Uber OK With Attorney General Deciding on Background Checks

Ride-hailing company Uber supports letting New Jersey's attorney general decide what type of background checks its drivers should use rather than lawmakers, but says it still plans to leave the state if fingerprinting is required.

Company spokesman Matt Wing said the San Francisco-based company supports an amended measure in the state Senate that would give the attorney general 100 days to decide the type and method of criminal background checks that all drivers and applicants would have to go through.

The company has threatened to leave the state if lawmakers require fingerprinting, and it has aggressively lobbied against those requirements here and elsewhere. A competing measure in the state Assembly would require fingerprint checks if the ride-sharing companies don't use a check approved by the New Jersey state police.

"The Senate has recognized the need to pass statewide ride-sharing regulation that keeps Uber in New Jersey. We support the Senate's proposal even though it requires major compromises on our part," Wing said. "We don't want to prejudge the Attorney General's work but the bottom line is that any fingerprinting requirement would force Uber out of New Jersey."

Chelsea Wilson, a spokeswoman for Lyft, said the company is evaluating the amendments passed at a committee hearing Thursday. Both companies had supported the original Senate measure, which would have required a state police background check without fingerprints.

State Sen. Paul Sarlo, a Bergen County Democrat who chairs the committee, said his priority is regulating the industry and wants the attorney general's office to recommend what type of checks should be done.

"This is an industry that has gone on too long unregulated, and we need to start regulating," Sarlo said. "We can always go back and add that, but right now we need to get insurance on these people, we need them to start to get registered."
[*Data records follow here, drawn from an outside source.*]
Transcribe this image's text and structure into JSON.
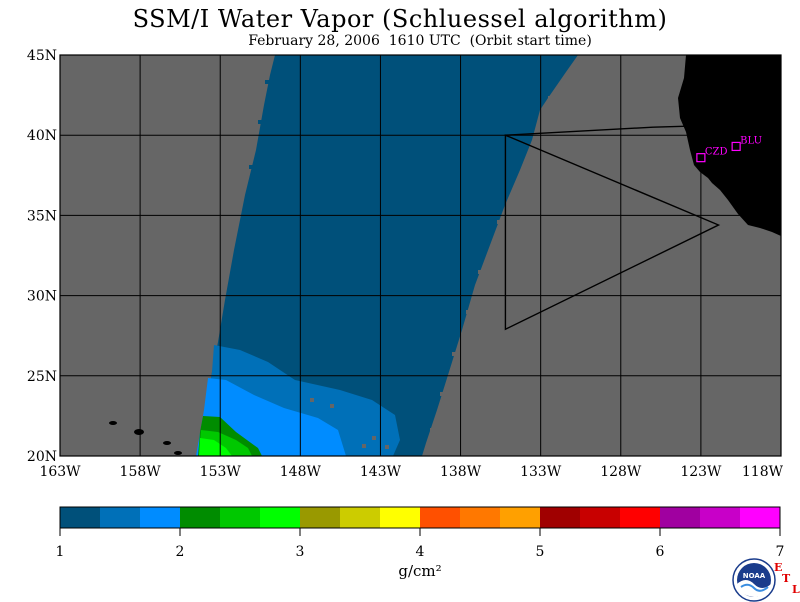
{
  "header": {
    "title": "SSM/I Water Vapor (Schluessel algorithm)",
    "subtitle": "February 28, 2006  1610 UTC  (Orbit start time)"
  },
  "map": {
    "lat_range": [
      20,
      45
    ],
    "lon_range": [
      -163,
      -118
    ],
    "lat_ticks": [
      {
        "value": 20,
        "label": "20N"
      },
      {
        "value": 25,
        "label": "25N"
      },
      {
        "value": 30,
        "label": "30N"
      },
      {
        "value": 35,
        "label": "35N"
      },
      {
        "value": 40,
        "label": "40N"
      },
      {
        "value": 45,
        "label": "45N"
      }
    ],
    "lon_ticks": [
      {
        "value": -163,
        "label": "163W"
      },
      {
        "value": -158,
        "label": "158W"
      },
      {
        "value": -153,
        "label": "153W"
      },
      {
        "value": -148,
        "label": "148W"
      },
      {
        "value": -143,
        "label": "143W"
      },
      {
        "value": -138,
        "label": "138W"
      },
      {
        "value": -133,
        "label": "133W"
      },
      {
        "value": -128,
        "label": "128W"
      },
      {
        "value": -123,
        "label": "123W"
      },
      {
        "value": -118,
        "label": "118W"
      }
    ],
    "grid": true,
    "colors": {
      "no_data": "#666666",
      "land": "#000000",
      "grid": "#000000",
      "stations": "#ff00ff",
      "swath_main": "#00507a",
      "swath_mid": "#0070b8",
      "swath_high": "#008cff",
      "green_dark": "#008c00",
      "green_mid": "#00c800",
      "green_bright": "#00ff00"
    },
    "stations": [
      {
        "name": "CZD",
        "lon": -123.0,
        "lat": 38.6
      },
      {
        "name": "BLU",
        "lon": -120.8,
        "lat": 39.3
      }
    ],
    "outline_polygon": [
      {
        "lon": -135.2,
        "lat": 40.0
      },
      {
        "lon": -135.2,
        "lat": 27.9
      },
      {
        "lon": -121.9,
        "lat": 34.4
      }
    ],
    "outline_top_edge": [
      {
        "lon": -135.2,
        "lat": 40.0
      },
      {
        "lon": -126.0,
        "lat": 40.5
      },
      {
        "lon": -122.5,
        "lat": 40.6
      }
    ]
  },
  "colorbar": {
    "colors": [
      "#00507a",
      "#0070b8",
      "#008cff",
      "#008c00",
      "#00c800",
      "#00ff00",
      "#999900",
      "#cccc00",
      "#ffff00",
      "#ff5000",
      "#ff7800",
      "#ffa000",
      "#a00000",
      "#c80000",
      "#ff0000",
      "#a000a0",
      "#c800c8",
      "#ff00ff"
    ],
    "min": 1,
    "max": 7,
    "tick_labels": [
      "1",
      "2",
      "3",
      "4",
      "5",
      "6",
      "7"
    ],
    "units": "g/cm²"
  },
  "logo": {
    "text": "NOAA",
    "etl": [
      "E",
      "T",
      "L"
    ]
  }
}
A spokesman for the attorney general's office said the bill is under review and didn't say if the office has a position on whether fingerprints should be required.

None of the more than 30 states that regulate ride-hailing companies requires fingerprinting, but it is required in cities including New York and Houston. Uber and Lyft recently left Austin, Texas, after voters declined to overturn a law requiring fingerprint checks.

Supporters say fingerprint checks are the "gold standard" and required of limo drivers in New Jersey. Uber and Lyft say the fingerprint background checks are flawed and incomplete.

Uber spent $160,000 lobbying New Jersey lawmakers last year and recently asked former U.S. Attorney General Eric Holder to send a letter to lawmakers arguing that fingerprint checks are an unfair way to screen job candidates. Holder's law firm advises Uber on safety matters.

Holder wrote that because of deficiencies in the FBI's database, fingerprint checks can prevent people from getting jobs even if they never were convicted. He said they can discriminate against minorities.

Jason Sharenow, president of the Limousine Association of New Jersey, said he has not seen any category of driver or minority group disproportionately affected by fingerprinting requirements. He said that ride-hailing drivers should have to be fingerprinted the same as limo drivers across the state.